03/26/18 - posted by Paul Judge

I still dream about the house in San Francisco that I grew up in. I have episodes where I’m back in that house, moving through its rooms, playing again in the backyard or the garage or out front with my pals on the block. In those dreams my childhood house still hosts dinners where my elders now long dead reappear and I experience their warmth and laughter that touched me as a kid. I’m grateful for those dreams. If offered the chance to walk through that house again today, I’d hesitate to do so. I like too much how I recall it from my memory and dreams.

Currently I’m amidst sorting, packing, and disposing or storing the life possessions of an older sister who we recently moved to an assisted care setting. I’m coming across plenty of family heirlooms and collectables that were familiar household objects in the home we grew up. I’m also infilling the narrative of a sibling, half a generation older, who lived an adventurous life and had fulfilling careers.
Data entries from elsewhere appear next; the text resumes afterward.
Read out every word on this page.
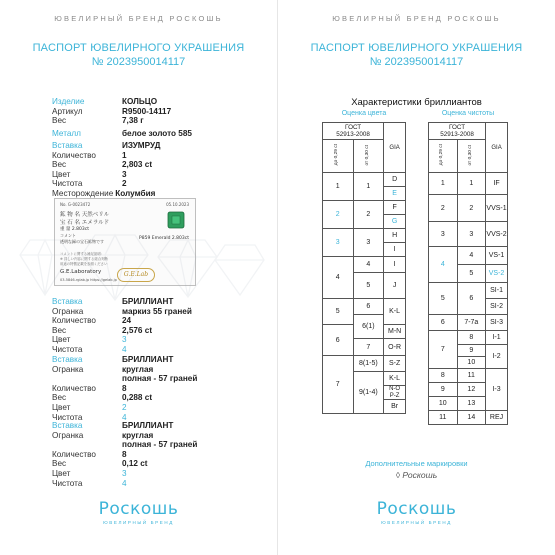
ЮВЕЛИРНЫЙ БРЕНД РОСКОШЬ
ПАСПОРТ ЮВЕЛИРНОГО УКРАШЕНИЯ
№ 2023950014117
Изделие	КОЛЬЦО
Артикул	R9500-14117
Вес	7,38 г
Металл	белое золото 585
Вставка	ИЗУМРУД
Количество	1
Вес	2,803 ct
Цвет	3
Чистота	2
Месторождение Колумбия
No. G-0023472	05.10.2023
鉱 物 名 天然ベリル
宝 石 名 エメラルド
重 量 2.803ct
コメント
透明な緑の宝石鉱物です
P859 Emerald 2.803ct
コメントに関する補足説明：
※ 詳しい内容に関する総合判断
用途の特徴記載を参照ください
G.E.Laboratory
03-5846-rglab.jp https://gelab.jp
G.E.Lab
Вставка	БРИЛЛИАНТ
Огранка	маркиз 55 граней
Количество	24
Вес	2,576 ct
Цвет	3
Чистота	4
Вставка	БРИЛЛИАНТ
Огранка	круглая
полная - 57 граней
Количество	8
Вес	0,288 ct
Цвет	2
Чистота	4
Вставка	БРИЛЛИАНТ
Огранка	круглая
полная - 57 граней
Количество	8
Вес	0,12 ct
Цвет	3
Чистота	4
Роскошь
ЮВЕЛИРНЫЙ БРЕНД
ЮВЕЛИРНЫЙ БРЕНД РОСКОШЬ
ПАСПОРТ ЮВЕЛИРНОГО УКРАШЕНИЯ
№ 2023950014117
Характеристики бриллиантов
Оценка цвета	Оценка чистоты
ГОСТ
52913-2008		GIA
до 0,29 ct	от 0,30 ct	
1	1	D
		E
2	2	F
		G
3	3	H
		I
4	4	I
	5	J

5	6	K-L
	6(1)	
6		M-N
	7	O-R
7	8(1-5)	S-Z
	9(1-4)	K-L
		N-O
P-Z
		Br
ГОСТ
52913-2008		GIA
до 0,29 ct	от 0,30 ct	
1	1	IF
2	2	VVS-1
3	3	VVS-2
4	4	VS-1
	5	VS-2
5	6	SI-1
		SI-2
6	7-7а	SI-3
7	8	I-1
	9	I-2
	10	
8	11	I-3
9	12	
10	13	
11	14	REJ
Дополнительные маркировки
◊ Роскошь
Роскошь
ЮВЕЛИРНЫЙ БРЕНД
In 1975 a couple of years after dad retired from the waterfront our parents sold the family house in the Outer Richmond and left the fog for the warmth of Santa Rosa. Well into our own lives each of us five kids were focused on shaping and living our lives. We’d dispersed to San Mateo, Marin and Sonoma Counties. Even so the pangs of severance from neighborhood connections and rootedness being third generation San Franciscans had impact. It seemed okay for us kids to flesh out our lives in familiar nearby places but why did mom and dad have to abandon the home we’d grown up in? Well that selfish impulse was disposed of by the glee I saw in our parents benefiting from their new life. They quickly made strong connections in their neighborhood where the next-door neighbor actually was the son of a classmate of dad’s from Sacred Heart. They found other native San Franciscans who’d relocated to the ‘burbs lending credence at the time that the City expanded its influence by populating communities in the greater Bay Area.